Condorcet fut le premier à concevoir que l’institution du citoyen relevait du Bien commun. Au cœur de cette institution, l’Ecole de la République, dont l’objectif à ses yeux ne pouvait être celui de produire ou de reproduire des citoyens conformes à l’attente des pouvoirs publics, mais au contraire, une école que l’on aurait délibérément placée dans une relation critique à l’égard de la Constitution républicaine. Pour Condorcet "le but de l'instruction n 'est pas de faire admirer aux hommes une législation toute faite, mais de les rendre capables de l'apprécier et de la corriger". L’idée de République telle qu'elle se fonde chez Condorcet, lecteur de Rousseau et de Montesquieu, insiste ainsi absolument sur la question de la vertu politique dans la République : pas de République sans républicains, et là encore, non ce genre de républicains chers à Sieyès réduisant la citoyenneté à l'exercice d'une compétence technico-politique, mais ce genre de républicains littéralement embarrassants pour tout pouvoir politique, car aptes à combattre les dérives qui veulent faire de la République une simple démocratie gestionnaire au service de l'électoralisme. Condorcet n’avait de fait aucune illusion quant au débat politique confisqué par les politiciens : ce débat politique pouvait connaître une régression électoraliste, destituant le citoyen actif en simple électeur passif. Face à cette dérive, l'exigence républicaine commandait de soustraire la politique aux mains des seuls hommes politiques, afin de ne pas succomber à leur affairisme gouvernemental et de les empêcher de nourrir toute confusion entre pouvoir et autorité.

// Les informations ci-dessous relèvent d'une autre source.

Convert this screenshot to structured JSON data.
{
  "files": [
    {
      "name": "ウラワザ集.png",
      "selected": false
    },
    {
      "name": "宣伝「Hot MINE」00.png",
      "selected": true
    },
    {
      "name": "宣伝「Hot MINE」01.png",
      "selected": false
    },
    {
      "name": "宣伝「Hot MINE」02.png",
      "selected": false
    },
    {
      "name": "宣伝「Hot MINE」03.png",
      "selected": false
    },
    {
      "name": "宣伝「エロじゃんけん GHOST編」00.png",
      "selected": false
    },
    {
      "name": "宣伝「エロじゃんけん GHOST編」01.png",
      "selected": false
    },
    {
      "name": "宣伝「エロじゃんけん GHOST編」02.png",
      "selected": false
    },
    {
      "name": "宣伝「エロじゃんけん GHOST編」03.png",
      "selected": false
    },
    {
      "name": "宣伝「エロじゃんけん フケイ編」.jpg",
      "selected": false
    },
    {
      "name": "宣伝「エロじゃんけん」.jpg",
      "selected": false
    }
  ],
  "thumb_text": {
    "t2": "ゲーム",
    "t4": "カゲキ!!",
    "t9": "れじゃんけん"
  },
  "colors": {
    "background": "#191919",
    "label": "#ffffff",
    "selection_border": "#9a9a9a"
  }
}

Enfin, Condorcet subodorait que la citoyenneté pouvait tôt ou tard se voir détourner de ses fins pour n’être plus que l’instrument d’un horizon douteux : celui de l’identité nationale. Ce pourquoi il affirma avec force que la nation ne pouvait être qu’un lien juridique et politique et non celui du sol ou du sang, et que ce lien ne pouvait s’instruire que dans une réaffirmation permanente de la vertu de citoyens engagés volontairement par les pouvoirs publics dans l’affirmation d’une solidarité nationale incluant tous les citoyens de la Nation, et non en opposant certains d’entre eux aux autres, voire en les dressant les uns contre les autres.
Des citoyens engagés volontairement par les Pouvoirs publics… Parce que Condorcet avait compris que ce n’était pas parce qu’il existait des droits institutionnalisés que pour autant il existait des citoyens : il ne pouvait y avoir de citoyens qu’au prix de l’instruction et de l’élévation, intellectuelle, morale : pour Condorcet, la République ne pouvait exister qu’à la condition d’être le régime "où les droits de l'homme sont conservés". Un régime fragile, on le voit, au sein duquel, s’il n’y surgissait pas volontiers "des César ou des Cromwell", il suffisait "d'un médiocre talent et souvent d'un bien petit intérêt pour faire beaucoup de mal".
Condorcet, Instituer le Citoyen, par Charles Courtel, coll. Le Bien Commun, éd. Michalon, février 1999, 128 pages, 9,99 euros, ean : 978-2841860951.